Pennsylvania Senate: During the 2008 Democratic primary, Arlen Specter watched with dismay as more than 200,000 registered Republicans and independents switched affiliation to vote in the Barack Obama–Hillary Clinton primary. Those voters were Specter's base, without which he might not be able to hold off the primary challenge of conservative Pat Toomey, whom he beat with just 51% of the vote in 2004. It was no surprise, then, that Specter instead followed his base, switching parties a year ago. But while he now has the backing of Obama, Governor Ed Rendell, the unions and the Democratic establishment, he's still trailing in polls to Representative Joe Sestak, a former Navy Vice Admiral backed by progressive groups like Polls show both Democratic contenders losing to Toomey, the presumed GOP candidate, Sestak by a smaller margin. The state's 200,000 committed swing voters hold the key, and the nasty primary fight between Sestak and Specter could strengthen Toomey.

Arkansas Senate: Blanche Lincoln is finding that the middle of the road can be a dangerous place. The moderate chair of the Senate Agriculture Committee has been under attack for months by progressive groups, unions and conservatives. Opponents on the left — outraged by her opposition to the health-reform bill — have spent millions bolstering her primary opponent, Lieutenant Governor Bill Halter, but Lincoln has consistently beaten him in polls. Still, while she's likely to win her primary, Lincoln faces an uphill battle against GOP front-runner Representative John Boozman. In fact, polls show Lincoln losing to any of the top five Republicans she could face.

Kentucky Senate: The descent of Kentucky's GOP primary race into mudslinging should have been a boon to Bluegrass Democrats. Instead, the two Democratic candidates are in a death match of their own. Polls find Lieutenant Governor Dan Mongiardo just barely ahead of attorney general Jack Conway in a nasty race that has focused more on travel expenses and drinking bottled water on the taxpayer's dime than on substantive issues. Conway enjoys the support of and has raised more funds than Mongiardo.
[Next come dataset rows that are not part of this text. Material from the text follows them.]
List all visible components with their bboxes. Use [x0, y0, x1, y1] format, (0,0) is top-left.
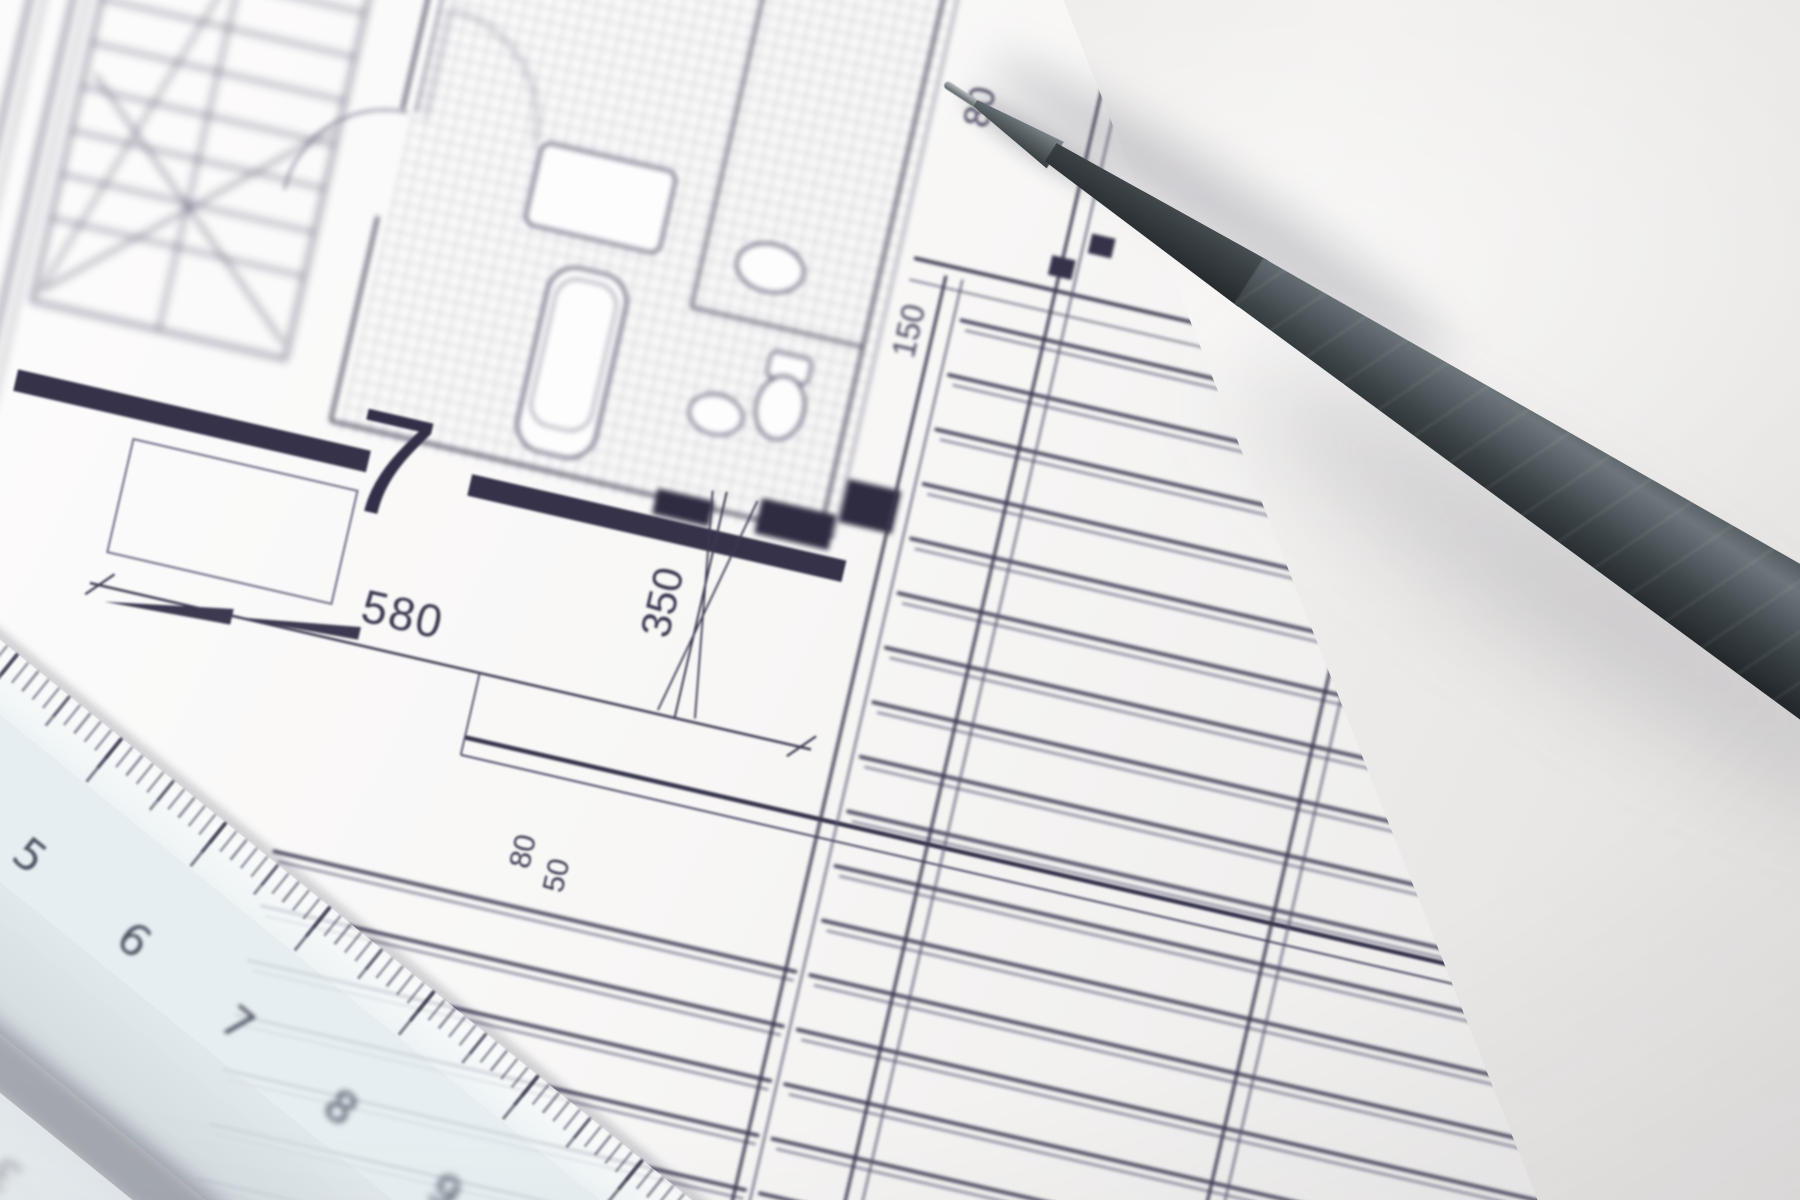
wall-segment: [13, 369, 371, 472]
door-arc-symbol: [284, 89, 408, 213]
bathroom-tiles: [338, 0, 984, 544]
dimension-label-150: 150: [885, 301, 932, 361]
ruler-number-8: 8: [313, 1079, 367, 1136]
dimension-label-80: 80: [503, 831, 543, 871]
dimension-label-350: 350: [631, 563, 693, 642]
dimension-label-50: 50: [537, 856, 577, 896]
ruler-number-7: 7: [210, 995, 264, 1052]
furniture-outline: [107, 439, 357, 604]
dimension-arrow: [104, 580, 234, 630]
ruler-number-6: 6: [107, 912, 161, 969]
ruler-reverse-number: 3: [0, 1147, 31, 1200]
dimension-arrow: [232, 598, 361, 645]
dimension-label-580: 580: [357, 580, 449, 649]
ruler-number-9: 9: [418, 1163, 472, 1200]
ruler-number-5: 5: [3, 827, 57, 884]
photo-scene: 7 580 350 80 50: [0, 0, 1800, 1200]
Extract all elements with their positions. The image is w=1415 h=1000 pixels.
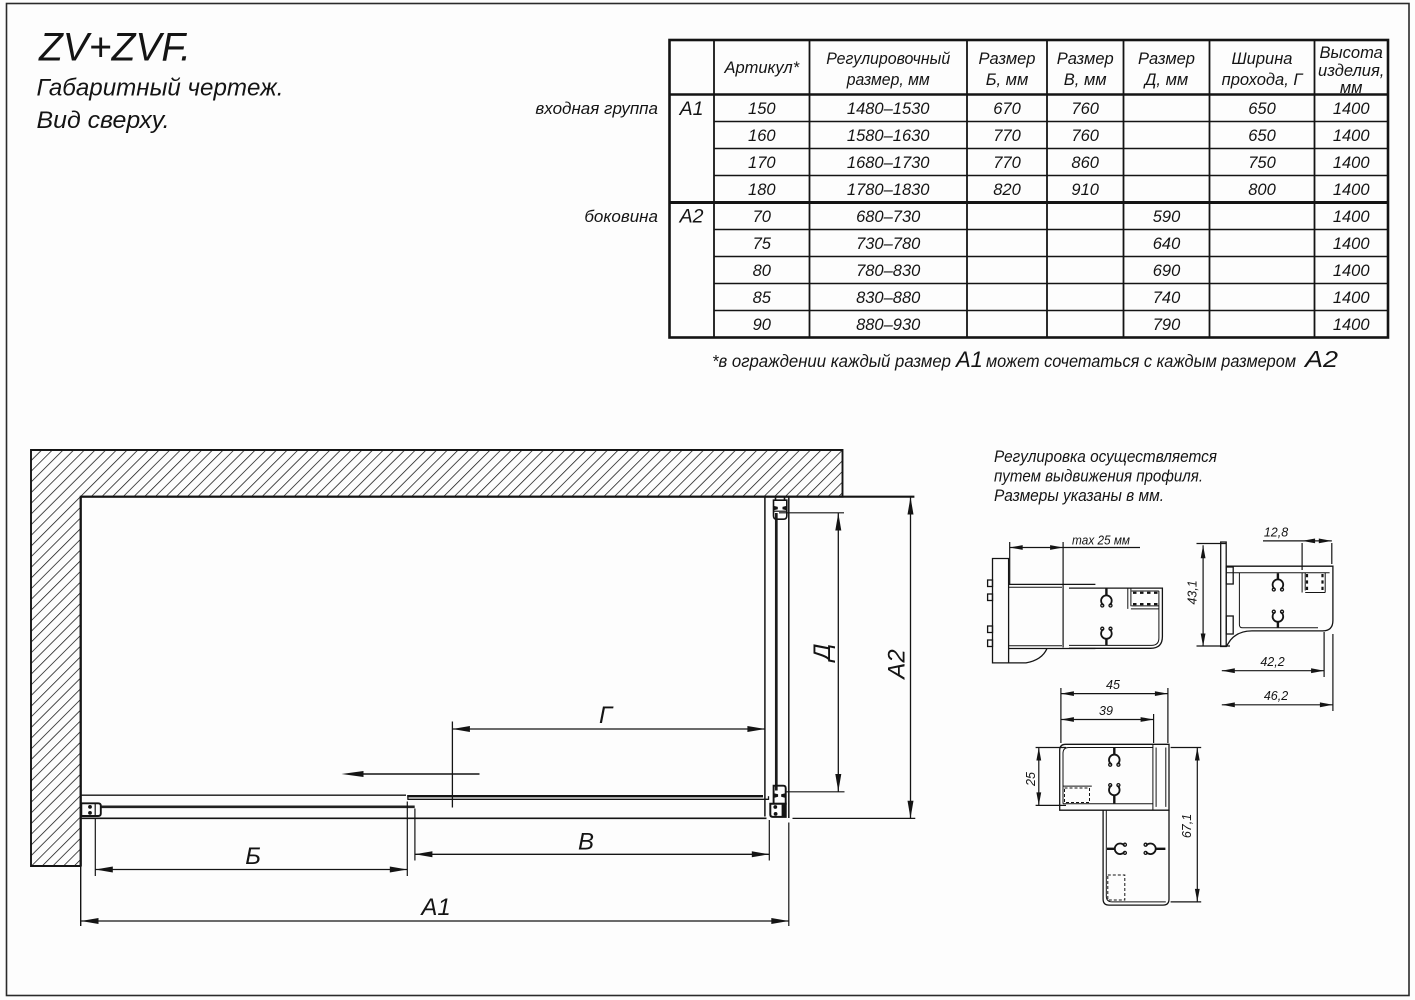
svg-text:650: 650: [1248, 127, 1276, 145]
svg-text:670: 670: [993, 100, 1021, 118]
svg-text:Г: Г: [599, 702, 614, 729]
svg-text:1680–1730: 1680–1730: [847, 154, 930, 172]
svg-text:760: 760: [1071, 127, 1099, 145]
svg-text:160: 160: [748, 127, 776, 145]
svg-text:80: 80: [753, 262, 772, 280]
svg-text:Ширина: Ширина: [1232, 50, 1293, 68]
svg-text:может сочетаться с каждым разм: может сочетаться с каждым размером: [986, 351, 1296, 371]
svg-text:1400: 1400: [1333, 100, 1371, 118]
svg-text:85: 85: [753, 289, 772, 307]
svg-text:Размер: Размер: [1138, 50, 1195, 68]
svg-text:1780–1830: 1780–1830: [847, 181, 930, 199]
svg-text:Вид сверху.: Вид сверху.: [37, 107, 170, 134]
svg-text:max 25 мм: max 25 мм: [1072, 534, 1130, 548]
svg-text:770: 770: [993, 154, 1021, 172]
svg-text:880–930: 880–930: [856, 316, 921, 334]
svg-text:90: 90: [753, 316, 772, 334]
svg-text:910: 910: [1071, 181, 1099, 199]
svg-text:А2: А2: [1303, 346, 1339, 372]
svg-text:Размеры указаны в мм.: Размеры указаны в мм.: [994, 486, 1164, 505]
svg-text:Регулировочный: Регулировочный: [826, 50, 950, 68]
svg-text:А2: А2: [679, 206, 704, 228]
svg-text:размер, мм: размер, мм: [846, 71, 930, 89]
svg-text:650: 650: [1248, 100, 1276, 118]
svg-text:46,2: 46,2: [1264, 689, 1288, 703]
svg-text:800: 800: [1248, 181, 1276, 199]
svg-text:1400: 1400: [1333, 154, 1371, 172]
svg-text:1580–1630: 1580–1630: [847, 127, 930, 145]
svg-text:1400: 1400: [1333, 316, 1371, 334]
svg-text:входная группа: входная группа: [535, 99, 658, 118]
svg-text:740: 740: [1153, 289, 1181, 307]
svg-text:В: В: [578, 829, 594, 856]
svg-text:70: 70: [753, 208, 772, 226]
svg-text:39: 39: [1099, 704, 1113, 718]
svg-text:45: 45: [1106, 678, 1120, 692]
svg-text:Д, мм: Д, мм: [1143, 71, 1188, 89]
svg-text:Д: Д: [809, 643, 836, 663]
svg-text:ZV+ZVF.: ZV+ZVF.: [38, 26, 191, 70]
svg-text:изделия,: изделия,: [1318, 62, 1384, 80]
svg-text:В, мм: В, мм: [1064, 71, 1107, 89]
svg-text:750: 750: [1248, 154, 1276, 172]
svg-text:Размер: Размер: [1057, 50, 1114, 68]
svg-text:590: 590: [1153, 208, 1181, 226]
svg-text:780–830: 780–830: [856, 262, 921, 280]
svg-text:43,1: 43,1: [1186, 580, 1200, 604]
svg-text:770: 770: [993, 127, 1021, 145]
svg-text:А1: А1: [419, 894, 450, 921]
svg-text:боковина: боковина: [584, 207, 658, 226]
svg-text:А1: А1: [954, 347, 983, 372]
svg-text:12,8: 12,8: [1264, 526, 1288, 540]
svg-text:А2: А2: [884, 649, 911, 680]
svg-text:Артикул*: Артикул*: [723, 59, 799, 77]
svg-text:690: 690: [1153, 262, 1181, 280]
svg-text:42,2: 42,2: [1260, 655, 1284, 669]
svg-text:760: 760: [1071, 100, 1099, 118]
svg-text:180: 180: [748, 181, 776, 199]
svg-text:75: 75: [753, 235, 772, 253]
svg-text:Габаритный чертеж.: Габаритный чертеж.: [37, 75, 284, 102]
svg-text:путем выдвижения профиля.: путем выдвижения профиля.: [994, 467, 1203, 486]
svg-text:170: 170: [748, 154, 776, 172]
svg-text:860: 860: [1071, 154, 1099, 172]
svg-text:Регулировка осуществляется: Регулировка осуществляется: [994, 447, 1217, 466]
svg-text:1480–1530: 1480–1530: [847, 100, 930, 118]
svg-text:25: 25: [1024, 772, 1038, 787]
svg-text:А1: А1: [679, 98, 704, 120]
svg-text:прохода, Г: прохода, Г: [1222, 71, 1304, 89]
svg-text:150: 150: [748, 100, 776, 118]
svg-text:67,1: 67,1: [1180, 814, 1194, 838]
svg-text:1400: 1400: [1333, 262, 1371, 280]
svg-text:мм: мм: [1340, 79, 1363, 97]
svg-text:1400: 1400: [1333, 127, 1371, 145]
svg-text:820: 820: [993, 181, 1021, 199]
svg-text:*в ограждении каждый размер: *в ограждении каждый размер: [712, 351, 951, 371]
svg-text:Б, мм: Б, мм: [986, 71, 1029, 89]
svg-text:830–880: 830–880: [856, 289, 921, 307]
svg-text:Высота: Высота: [1320, 44, 1383, 62]
svg-text:640: 640: [1153, 235, 1181, 253]
svg-text:1400: 1400: [1333, 289, 1371, 307]
svg-text:790: 790: [1153, 316, 1181, 334]
svg-text:Размер: Размер: [979, 50, 1036, 68]
svg-text:730–780: 730–780: [856, 235, 921, 253]
svg-text:1400: 1400: [1333, 181, 1371, 199]
svg-text:680–730: 680–730: [856, 208, 921, 226]
svg-text:Б: Б: [245, 843, 261, 870]
svg-text:1400: 1400: [1333, 235, 1371, 253]
svg-text:1400: 1400: [1333, 208, 1371, 226]
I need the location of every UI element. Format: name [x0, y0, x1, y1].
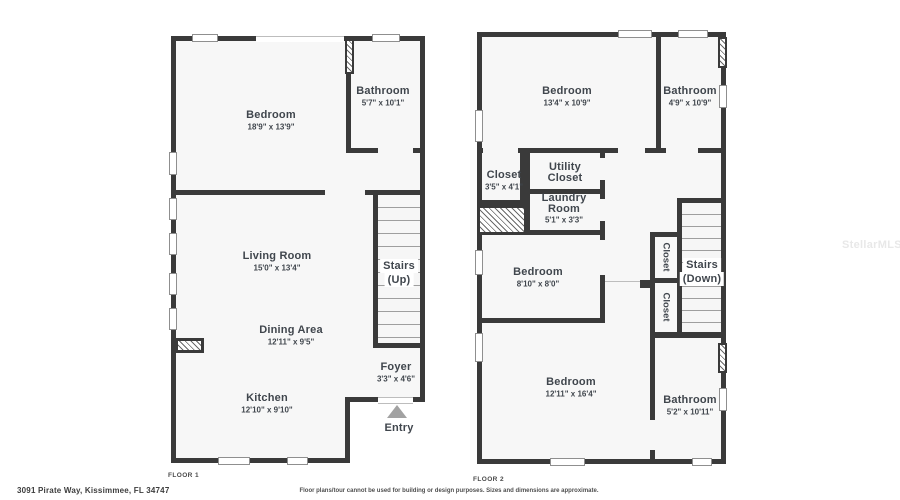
- door-hatch: [718, 37, 727, 68]
- wall-opening: [256, 36, 344, 42]
- room-dims-bathroom: 5'7" x 10'1": [362, 99, 405, 108]
- room-label-bedroom-mid: Bedroom: [513, 266, 563, 278]
- room-dims-living-room: 15'0" x 13'4": [254, 264, 301, 273]
- door-opening: [600, 158, 605, 180]
- storage-hatch: [477, 205, 527, 235]
- window: [169, 273, 177, 295]
- window: [287, 457, 308, 465]
- window: [719, 85, 727, 108]
- wall: [477, 459, 726, 464]
- room-label-bedroom-top: Bedroom: [542, 85, 592, 97]
- window: [192, 34, 218, 42]
- window: [550, 458, 585, 466]
- floor1-tag: FLOOR 1: [168, 472, 199, 479]
- door-opening: [483, 148, 518, 153]
- window: [169, 308, 177, 330]
- wall: [171, 458, 350, 463]
- stellar-mls-watermark: StellarMLS: [842, 239, 900, 251]
- room-label-stairs-down: Stairs: [683, 258, 721, 272]
- window: [692, 458, 712, 466]
- door-opening: [600, 199, 605, 221]
- window: [678, 30, 708, 38]
- wall: [345, 397, 350, 463]
- room-dims-bathroom-bottom: 5'2" x 10'11": [667, 408, 714, 417]
- room-dims-closet-tl: 3'5" x 4'1": [485, 183, 523, 192]
- window: [475, 333, 483, 362]
- window: [618, 30, 652, 38]
- property-address: 3091 Pirate Way, Kissimmee, FL 34747: [17, 486, 169, 495]
- floorplan-canvas: Bedroom 18'9" x 13'9" Bathroom 5'7" x 10…: [0, 0, 900, 500]
- room-dims-laundry-room: 5'1" x 3'3": [545, 216, 583, 225]
- entry-arrow-icon: [387, 405, 407, 418]
- fireplace-hatch: [175, 338, 204, 353]
- disclaimer-text: Floor plans/tour cannot be used for buil…: [299, 488, 598, 494]
- doorway-line: [605, 281, 640, 282]
- room-label-entry: Entry: [384, 422, 413, 434]
- window: [719, 388, 727, 411]
- room-label-stairs-up: Stairs: [380, 259, 418, 273]
- room-dims-dining-area: 12'11" x 9'5": [268, 338, 315, 347]
- room-dims-kitchen: 12'10" x 9'10": [241, 406, 292, 415]
- door-opening: [666, 148, 698, 153]
- room-label-bedroom-bottom: Bedroom: [546, 376, 596, 388]
- window: [169, 233, 177, 255]
- wall: [650, 332, 726, 338]
- room-label-closet-tl: Closet: [487, 169, 522, 181]
- room-label-closet-lower: Closet: [661, 292, 672, 321]
- wall: [373, 343, 425, 348]
- door-opening: [325, 190, 365, 195]
- window: [169, 152, 177, 175]
- door-hatch: [345, 39, 354, 74]
- wall: [477, 32, 482, 464]
- window: [372, 34, 400, 42]
- room-label-bathroom: Bathroom: [356, 85, 410, 97]
- room-dims-bedroom: 18'9" x 13'9": [248, 123, 295, 132]
- room-label-bedroom: Bedroom: [246, 109, 296, 121]
- door-opening: [650, 420, 655, 450]
- door-opening: [378, 148, 413, 153]
- room-label-bathroom-bottom: Bathroom: [663, 394, 717, 406]
- room-dims-bedroom-mid: 8'10" x 8'0": [517, 280, 560, 289]
- room-label-stairs-down-sub: (Down): [680, 272, 724, 286]
- room-label-dining-area: Dining Area: [259, 324, 323, 336]
- room-dims-bedroom-bottom: 12'11" x 16'4": [546, 390, 597, 399]
- wall: [656, 32, 661, 153]
- door-hatch: [718, 343, 727, 373]
- window: [218, 457, 250, 465]
- room-label-foyer: Foyer: [381, 361, 412, 373]
- wall: [477, 318, 605, 323]
- floor2-tag: FLOOR 2: [473, 476, 504, 483]
- entry-door-opening: [378, 397, 413, 404]
- room-label-closet-upper: Closet: [661, 242, 672, 271]
- room-label-stairs-up-sub: (Up): [385, 273, 414, 287]
- door-opening: [600, 240, 605, 275]
- room-label-utility-closet: Utility Closet: [540, 162, 590, 184]
- window: [475, 250, 483, 275]
- room-dims-foyer: 3'3" x 4'6": [377, 375, 415, 384]
- room-dims-bedroom-top: 13'4" x 10'9": [544, 99, 591, 108]
- room-label-kitchen: Kitchen: [246, 392, 288, 404]
- window: [169, 198, 177, 220]
- window: [475, 110, 483, 142]
- room-label-living-room: Living Room: [243, 250, 312, 262]
- room-label-bathroom-top: Bathroom: [663, 85, 717, 97]
- door-opening: [618, 148, 645, 153]
- room-label-laundry-room: Laundry Room: [538, 193, 590, 215]
- room-dims-bathroom-top: 4'9" x 10'9": [669, 99, 712, 108]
Though observers believe both would beat Republican Rand Paul in head-to-head matchups, Mongiardo would have a tougher time of it.

Hawaii's First Congressional District Special Election: On Saturday voters must pick a six-month replacement for Representative Neil Abercrombie, who vacated his House seat to run for governor. Though the district is heavily Democratic, it's leaning Republican because its two Democratic candidates are splitting the vote. State senator Colleen Hanabusa, a progressive, has the support of the Democratic establishment and the local unions, but has taken a battering in the local media on issues ranging from her husband's business relationships to her record on legislative pay. The other Democrat, former Representative Ed Case (brother of former AOL CEO Steve Case) is a pro-business fiscal conservative. Democrats will get 60% of the vote between them, but the split will hand the seat to GOP Honolulu councilman Charles Djou. Dems hope to agree on a single candidate in November to reclaim the seat, but the loss, even briefly, of the President's childhood district will be a psychological blow.

Pennsylvania's 11th Congressional District: Pro-life Democrats got a wake-up call last week when 14-term West Virginia Representative Alan Mollohan lost his Democratic primary to a conservative challenger who criticized Mollohan's vote for health care reform. Pro-life groups are targeting even antiabortion Democrats who supported the bill, claiming that it provides for Federal funding of abortions. Pro-life 13-term Democratic Representative Paul Kanjorski is facing a similar challenge from Lackawanna county commissioner Corey O'Brien, an antiabortion, pro-gun conservative. Democratic strategists fear that even if Kanjorski wins the primary, he'll struggle to beat Hazleton Mayor Lou Barletta, a Republican who came within three points of him in 2008.

Dems have long said that their saving grace in 2010 is GOP disarray, but they are dealing with some disarray of their own amid a surge of voter anger at incumbents from both sides of the aisle. The extreme right and left are fired up and ready to go — in directions quite different from those preferred by their parties' leaders. And, if both parties get dragged farther to the margins, which way will the center go?